The readings at the first Chapel services signal exactly that sense of connection between texts and traditions. The Prologue of John’s Gospel comments explicitly on the opening verses of Genesis in such a way as to bring out a way of thinking creation and ourselves within its order. “In the beginning” does not mean the start of a linear series of events in a temporal sense. This is our modern problem and misconception that swirl around the confusions and assumptions about ‘progress.’ “Beginning” here is about a principle, (ἐν ἀρχῇ - archē), which contains and informs all aspects of life. Light and life overcome darkness. “And the life was the light of our humanity.” We are part not only of a physical world, which is in principle intelligible, but a moral universe which ultimately speaks to our human dignity and freedom. Not a freedom from the givenness of being but a freedom to an infinite principle, God.

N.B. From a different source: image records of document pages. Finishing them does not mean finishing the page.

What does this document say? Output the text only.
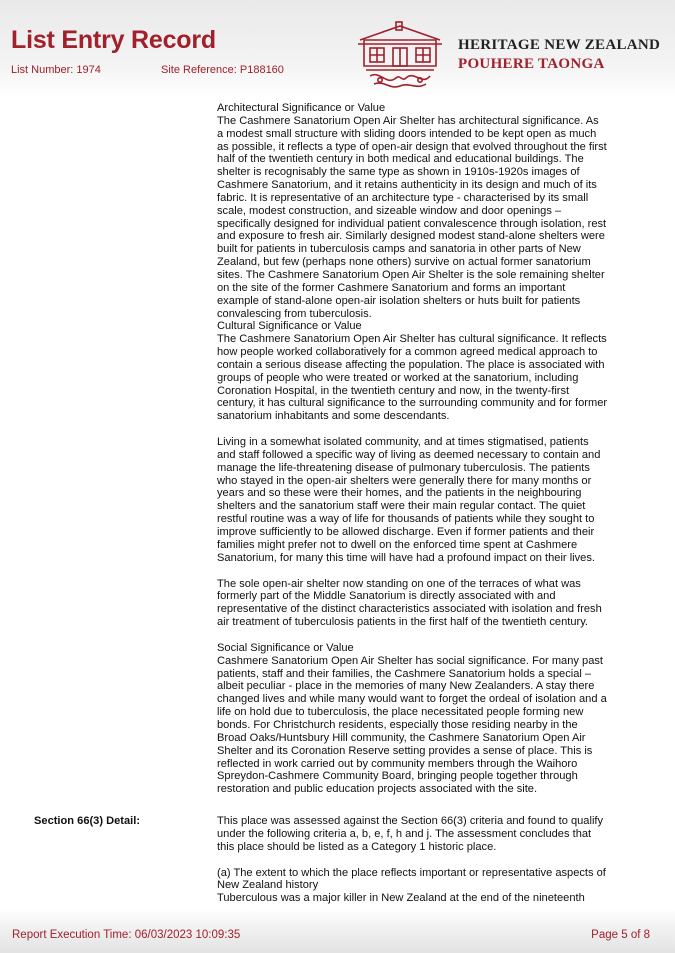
List Entry Record
List Number: 1974	Site Reference: P188160
HERITAGE NEW ZEALAND
POUHERE TAONGA

Architectural Significance or Value

The Cashmere Sanatorium Open Air Shelter has architectural significance. As
a modest small structure with sliding doors intended to be kept open as much
as possible, it reflects a type of open-air design that evolved throughout the first
half of the twentieth century in both medical and educational buildings. The
shelter is recognisably the same type as shown in 1910s-1920s images of
Cashmere Sanatorium, and it retains authenticity in its design and much of its
fabric. It is representative of an architecture type - characterised by its small
scale, modest construction, and sizeable window and door openings –
specifically designed for individual patient convalescence through isolation, rest
and exposure to fresh air. Similarly designed modest stand-alone shelters were
built for patients in tuberculosis camps and sanatoria in other parts of New
Zealand, but few (perhaps none others) survive on actual former sanatorium
sites. The Cashmere Sanatorium Open Air Shelter is the sole remaining shelter
on the site of the former Cashmere Sanatorium and forms an important
example of stand-alone open-air isolation shelters or huts built for patients
convalescing from tuberculosis.

Cultural Significance or Value

The Cashmere Sanatorium Open Air Shelter has cultural significance. It reflects
how people worked collaboratively for a common agreed medical approach to
contain a serious disease affecting the population. The place is associated with
groups of people who were treated or worked at the sanatorium, including
Coronation Hospital, in the twentieth century and now, in the twenty-first
century, it has cultural significance to the surrounding community and for former
sanatorium inhabitants and some descendants.
Living in a somewhat isolated community, and at times stigmatised, patients
and staff followed a specific way of living as deemed necessary to contain and
manage the life-threatening disease of pulmonary tuberculosis. The patients
who stayed in the open-air shelters were generally there for many months or
years and so these were their homes, and the patients in the neighbouring
shelters and the sanatorium staff were their main regular contact. The quiet
restful routine was a way of life for thousands of patients while they sought to
improve sufficiently to be allowed discharge. Even if former patients and their
families might prefer not to dwell on the enforced time spent at Cashmere
Sanatorium, for many this time will have had a profound impact on their lives.
The sole open-air shelter now standing on one of the terraces of what was
formerly part of the Middle Sanatorium is directly associated with and
representative of the distinct characteristics associated with isolation and fresh
air treatment of tuberculosis patients in the first half of the twentieth century.

Social Significance or Value

Cashmere Sanatorium Open Air Shelter has social significance. For many past
patients, staff and their families, the Cashmere Sanatorium holds a special –
albeit peculiar - place in the memories of many New Zealanders. A stay there
changed lives and while many would want to forget the ordeal of isolation and a
life on hold due to tuberculosis, the place necessitated people forming new
bonds. For Christchurch residents, especially those residing nearby in the
Broad Oaks/Huntsbury Hill community, the Cashmere Sanatorium Open Air
Shelter and its Coronation Reserve setting provides a sense of place. This is
reflected in work carried out by community members through the Waihoro
Spreydon-Cashmere Community Board, bringing people together through
restoration and public education projects associated with the site.
Section 66(3) Detail:	This place was assessed against the Section 66(3) criteria and found to qualify
under the following criteria a, b, e, f, h and j. The assessment concludes that
this place should be listed as a Category 1 historic place.
(a) The extent to which the place reflects important or representative aspects of
New Zealand history
Tuberculous was a major killer in New Zealand at the end of the nineteenth
Report Execution Time: 06/03/2023 10:09:35	Page 5 of 8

“The way up and the way down are one and the same,” the ancient philosopher, Heraclitus, paradoxically and profoundly notes. It belongs to the idea of our constantly circling around and into the mystery of the reality of which we are a part and which is by definition greater than ourselves. The poet, T.S. Eliot in the Four Quartets, uses this phrase at the beginning of the whole poem. East Coker, the second poem in the Quartets, begins with the line, “In my beginning is my end” and ends with “In my end is my beginning.” That only begins to make sense when we realize that the principle is eternal and not merely temporal. We are being presented with the idea that there is something ontologically prior to the sequence of temporal events, something of which we are a part intellectually and spiritually and which embraces the physical and material aspects of reality without negating them. We are meant to grow into them.
These two passages belong to the wisdom of the ages. Augustine, for example, comments extensively on just the first few verses of Genesis in several works and in ways that are self-consciously philosophical. Three philosophical questions are implicit in the opening chapter of Genesis and which belong to the idea of the intelligibility of creation, he says. “An sit” - whether something is, exists? “Quod sit” - what is it? And “quale sit” - what kind of thing is it? He is drawing upon Platonic and Aristotelian metaphysics in reflecting on the first Chapter of Genesis. “In the beginning God” but God what? “God created.” Created what? “The heavens and the earth.” How? By speaking things into being - there can be no stronger affirmation of the essentially intelligible character of creation. Creation in Genesis proceeds as an orderly affair where one thing is distinct from another but connected to one another by its place within an order, what the Hebrews call creation and what the Greeks refer to as the cosmos, the world as an ordered whole. As we shall see this provides the basis for thinking about our humanity and about good and evil. Such are the ethical questions which Chapel seeks to ponder and consider. Beginnings and endings!